Visa Inc. is one of the world's largest payments technology companies, operating a global transaction network that processed over $12 trillion in payment volume in fiscal year 2024. Founded in 1958 as Bank of America's BankAmericard program, it became an independent network under the Visa brand in 1976 and completed its IPO on the New York Stock Exchange in March 2008. Headquartered in San Francisco, California, Visa connects consumers, merchants, financial institutions, and governments across more than 200 countries and territories.
Visa approaches crypto and blockchain not as a speculative asset class but as infrastructure. The company has built a dedicated crypto team and signed partnerships with more than 65 crypto platforms to enable card products, settlement rails, and developer tooling. In 2021, Visa became one of the first major card networks to settle transactions in USDC stablecoin on Ethereum, signaling a structural shift in how it views digital currencies. Visa's corporate venture activity focuses on equity stakes in companies that extend its network strategy rather than on financial returns alone.
Visa does not operate a named venture fund. Its strategic investments come directly from the corporate balance sheet, coordinated through its business development and emerging products teams. Total deployed capital into crypto and blockchain-adjacent companies is not publicly disclosed.
Notable investments
- Anchorage Digital – Visa participated in Anchorage's 2021 Series B ($80 million round). Anchorage is the first federally chartered crypto bank in the United States, holding an OCC national trust bank charter.
- Tala – Mobile lending fintech serving emerging markets across Kenya, the Philippines, Mexico, and India. Visa has joined multiple funding rounds. Tala has expanded into crypto-native financial services for underbanked users.
- First Boulevard – A neobank focused on the Black community in the United States. Visa invested as part of its financial inclusion initiative. First Boulevard incorporated bitcoin rewards and crypto savings features.
- Fold – A bitcoin rewards platform operating on the Visa network. Visa invested and issued Fold a principal membership, allowing Fold to offer a Visa debit card with bitcoin cashback.

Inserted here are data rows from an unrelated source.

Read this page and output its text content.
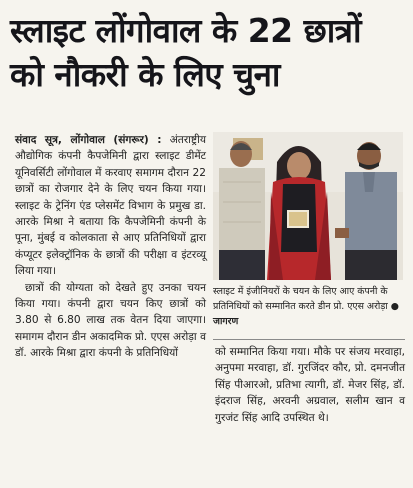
स्लाइट लोंगोवाल के 22 छात्रों
को नौकरी के लिए चुना

संवाद सूत्र, लोंगोवाल (संगरूर) : अंतराष्ट्रीय औद्योगिक कंपनी कैपजेमिनी द्वारा स्लाइट डीमेंट यूनिवर्सिटी लोंगोवाल में करवाए समागम दौरान 22 छात्रों का रोजगार देने के लिए चयन किया गया। स्लाइट के ट्रेनिंग एंड प्लेसमेंट विभाग के प्रमुख डा. आरके मिश्रा ने बताया कि कैपजेमिनी कंपनी के पूना, मुंबई व कोलकाता से आए प्रतिनिधियों द्वारा कंप्यूटर इलेक्ट्रॉनिक के छात्रों की परीक्षा व इंटरव्यू लिया गया।

छात्रों की योग्यता को देखते हुए उनका चयन किया गया। कंपनी द्वारा चयन किए छात्रों को 3.80 से 6.80 लाख तक वेतन दिया जाएगा। समागम दौरान डीन अकादमिक प्रो. एएस अरोड़ा व डॉ. आरके मिश्रा द्वारा कंपनी के प्रतिनिधियों

स्लाइट में इंजीनियरों के चयन के लिए आए कंपनी के प्रतिनिधियों को सम्मानित करते डीन प्रो. एएस अरोड़ा ● जागरण

को सम्मानित किया गया। मौके पर संजय मरवाहा, अनुपमा मरवाहा, डॉ. गुरजिंदर कौर, प्रो. दमनजीत सिंह पीआरओ, प्रतिभा त्यागी, डॉ. मेजर सिंह, डॉ. इंदराज सिंह, अरवनी अग्रवाल, सलीम खान व गुरजंट सिंह आदि उपस्थित थे।
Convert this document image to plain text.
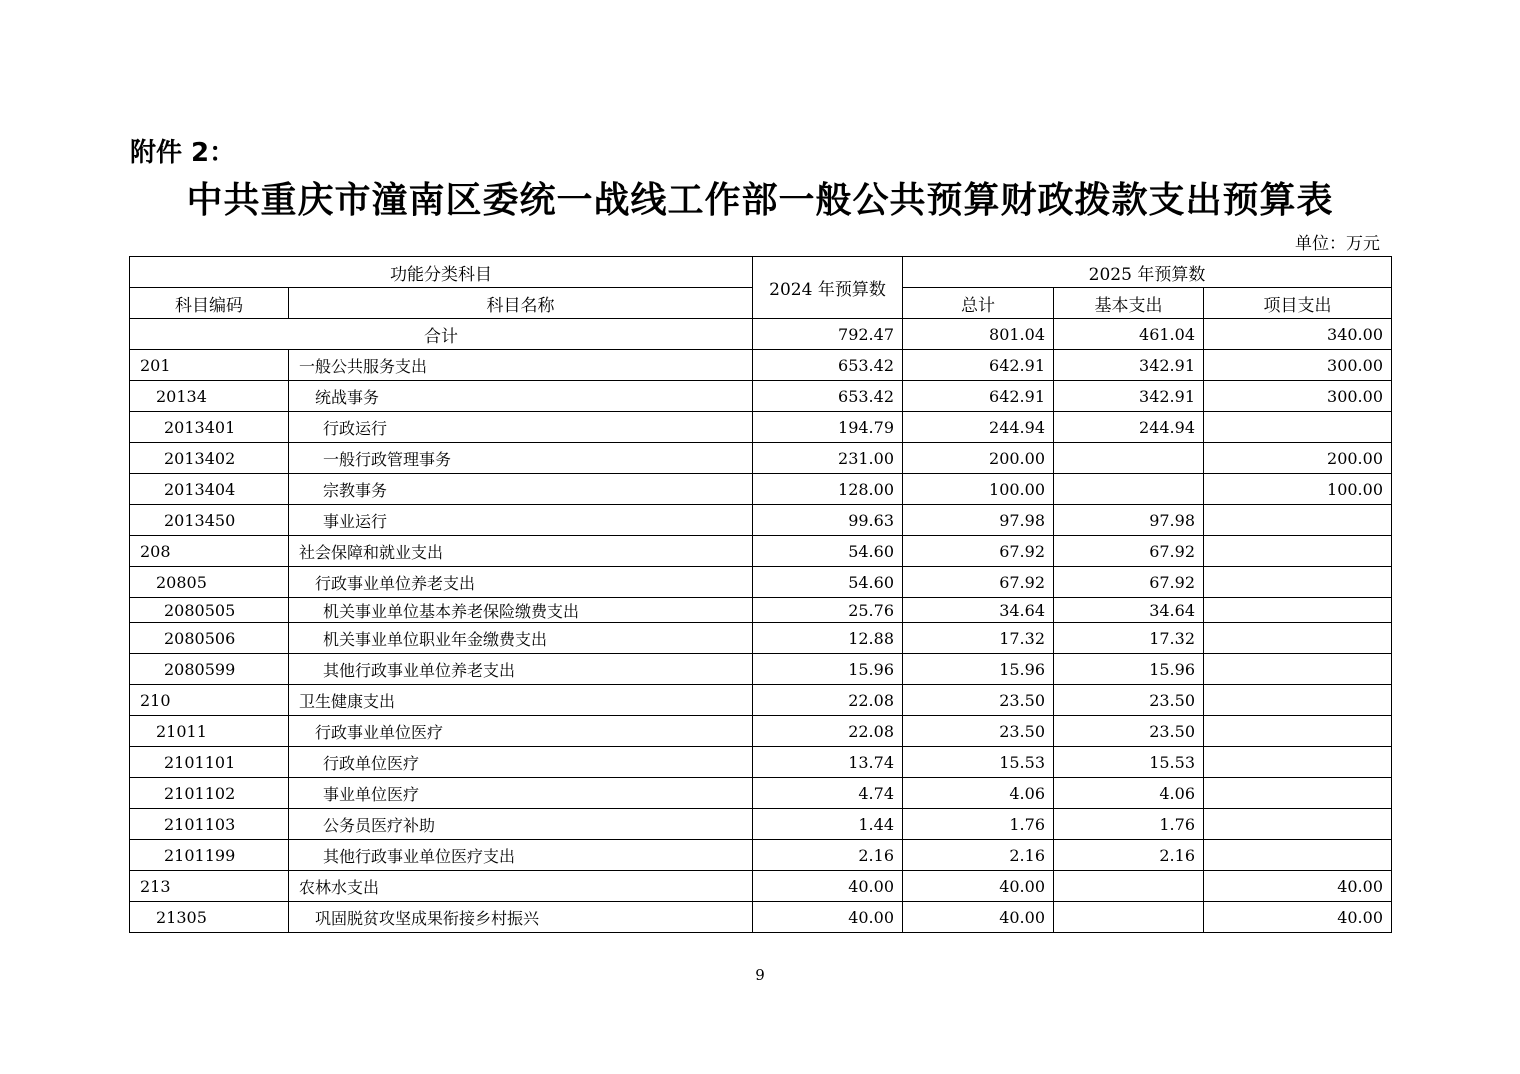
附件 2：
中共重庆市潼南区委统一战线工作部一般公共预算财政拨款支出预算表
单位：万元
功能分类科目		2024 年预算数	2025 年预算数		
科目编码	科目名称		总计	基本支出	项目支出
合计		792.47	801.04	461.04	340.00
201	一般公共服务支出	653.42	642.91	342.91	300.00
20134	统战事务	653.42	642.91	342.91	300.00
2013401	行政运行	194.79	244.94	244.94	
2013402	一般行政管理事务	231.00	200.00		200.00
2013404	宗教事务	128.00	100.00		100.00
2013450	事业运行	99.63	97.98	97.98	
208	社会保障和就业支出	54.60	67.92	67.92	
20805	行政事业单位养老支出	54.60	67.92	67.92	
2080505	机关事业单位基本养老保险缴费支出	25.76	34.64	34.64	
2080506	机关事业单位职业年金缴费支出	12.88	17.32	17.32	
2080599	其他行政事业单位养老支出	15.96	15.96	15.96	
210	卫生健康支出	22.08	23.50	23.50	
21011	行政事业单位医疗	22.08	23.50	23.50	
2101101	行政单位医疗	13.74	15.53	15.53	
2101102	事业单位医疗	4.74	4.06	4.06	
2101103	公务员医疗补助	1.44	1.76	1.76	
2101199	其他行政事业单位医疗支出	2.16	2.16	2.16	
213	农林水支出	40.00	40.00		40.00
21305	巩固脱贫攻坚成果衔接乡村振兴	40.00	40.00		40.00
9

- Circle – Visa has a close operational relationship with Circle, the issuer of USDC, though the nature of any direct equity position is not publicly confirmed. Visa uses USDC as a settlement currency on Ethereum.
Team
Visa is led by Ryan McInerney, who became CEO in February 2023, succeeding Al Kelly (now Executive Chairman). McInerney joined Visa in 2013 after a career at JPMorgan Chase and has driven the company's acceleration into digital and crypto rails. Cuy Sheffield serves as Head of Crypto and is the public face of Visa's blockchain strategy, speaking regularly at industry conferences about stablecoins, CBDCs, and account abstraction. Chris Suh is Chief Financial Officer. Visa's crypto investments are coordinated through its Corporate Development and Emerging Product teams rather than a standalone venture group with dedicated partners.
Recent activity
Between 2024 and early 2026, Visa deepened its stablecoin settlement work, expanding USDC settlement pilots beyond Ethereum to additional blockchains. The company published research on account abstraction and programmable payments for Web3, positioning itself as infrastructure for on-chain commerce. Visa also launched its Tokenized Asset Platform pilot, allowing banks to issue fiat-backed tokens on a permissioned blockchain for interbank settlement. In 2025, Visa renewed and expanded card-issuing agreements with major crypto exchanges including Coinbase and Crypto.com, extending its reach into crypto-native user bases across Europe and Asia-Pacific.
Visa's long-term position in crypto is structural rather than speculative. The company has no incentive to disrupt card-based spending – it profits from volume regardless of whether payments originate from a bank account or a crypto wallet. Its investments consistently target companies that bring new user segments onto Visa-branded rails or that build settlement infrastructure compatible with Visa's existing network. The main risk is regulatory: CBDC rollouts in major markets could allow central banks to route payments outside private networks entirely, reducing Visa's role. Public information on the full scope of Visa's crypto portfolio and deal sizes remains limited, as the company does not disclose individual investment valuations or the complete list of its strategic equity positions. For regulatory filings see Visa's SEC filings.